Tuesday, July 21, 2009

Godliness as a Means of Gain?

1 Tim. 6:3-5 (ESV)
If anyone teaches a different doctrine and does not agree with the sound words of our Lord Jesus Christ and the teaching that accords with godliness, [4] he is puffed up with conceit and understands nothing. He has an unhealthy craving for controversy and for quarrels about words, which produce envy, dissension, slander, evil suspicions, [5] and constant friction among people who are depraved in mind and deprived of the truth, imagining that godliness is a means of gain.

The frustration of the orthodox teachers in the Church, is that it seems people will listen to almost anything but the gospel, and the sound words of our Lord Jesus Christ. I sometimes sit in wonder that people will follow anything. They won’t however believe in the forgiveness of sins.
There are teachers out there who are puffed up with conceit, and yet understand nothing.
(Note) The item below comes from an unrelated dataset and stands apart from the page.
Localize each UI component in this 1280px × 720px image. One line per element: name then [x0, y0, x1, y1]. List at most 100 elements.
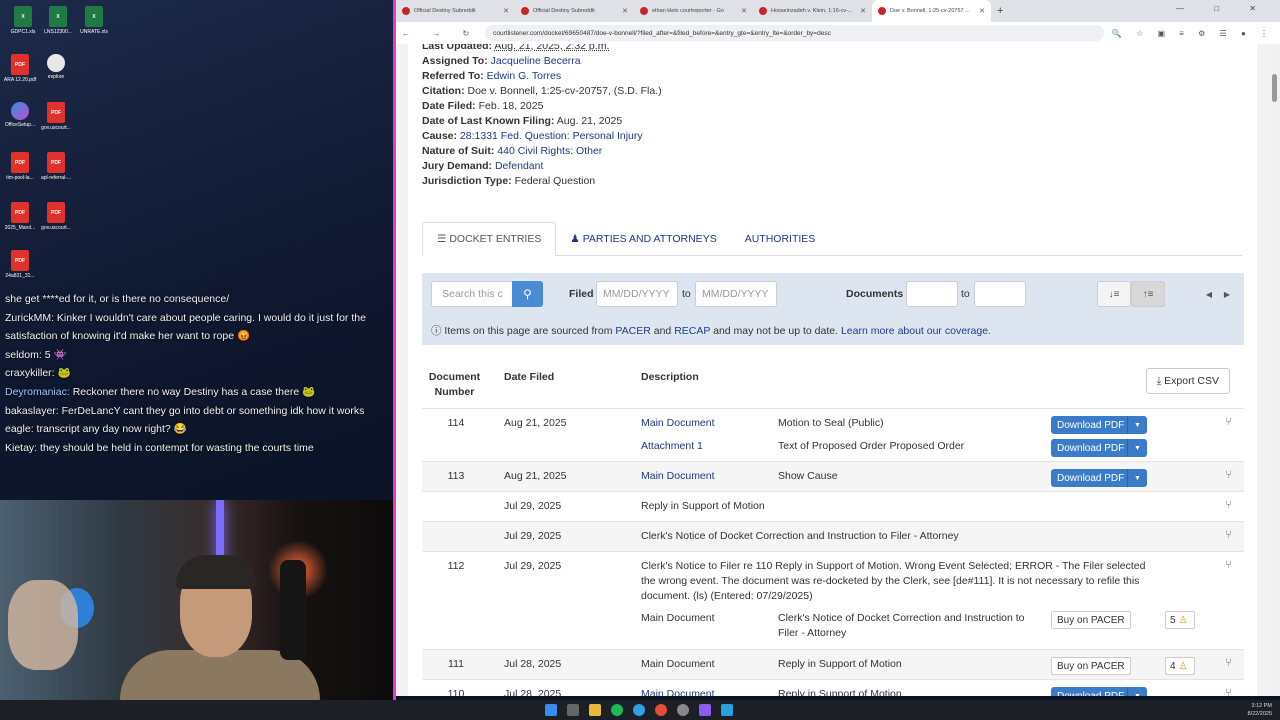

Yet they imagine that godliness is a means of gain. Or perhaps, it is that they measure their godliness by worldly success. Today there are many who look at that. They see big churches large followings and lots of money as some sort of indicator as to how much the Holy Spirit is using someone. I don’t think these are very good indicators at all. If you challenge these people on what they are teaching and how it accords with Christ’s words, they more often then not these days just brush you off while pointing to how many conversions they have had.
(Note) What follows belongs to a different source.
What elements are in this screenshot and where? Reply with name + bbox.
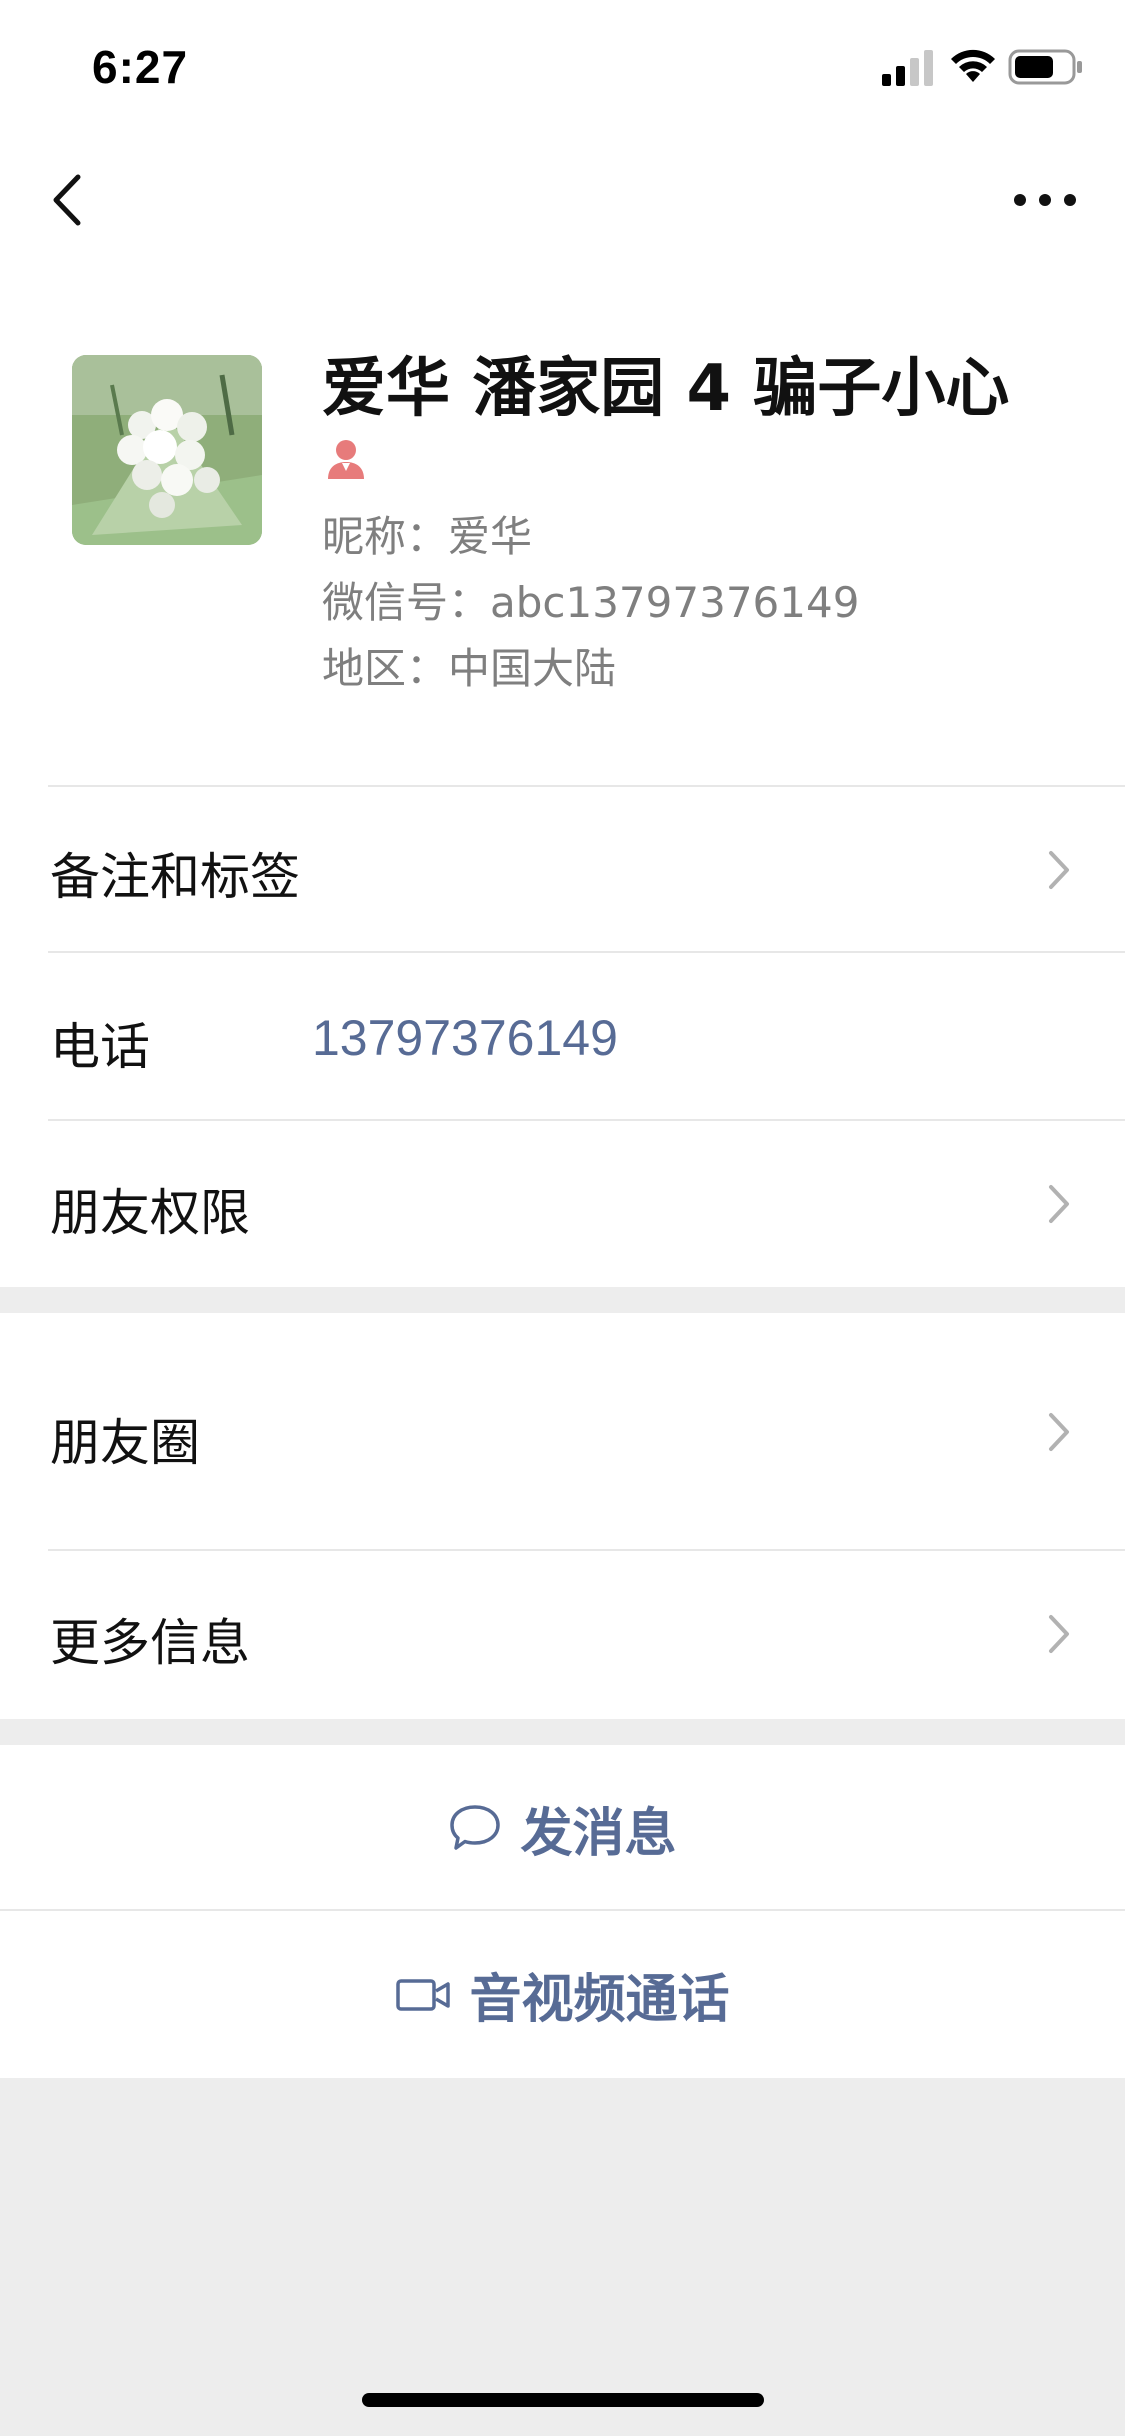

Godliness should not be a means of gain. Not that pastors don’t deserve to be paid a fair wage. And that is at the bottom of what this means when it talks about gain. We should not ever though think of piety as a means of gain, neither in this life, or the life to come. This kind of godliness is the godliness that Saul practiced, before he became a Christian and his name was changed to Paul. It is a false form of godliness. True godliness is found in nothing else but faith in the word’s of our Lord Jesus Christ, “your sins are forgiven.”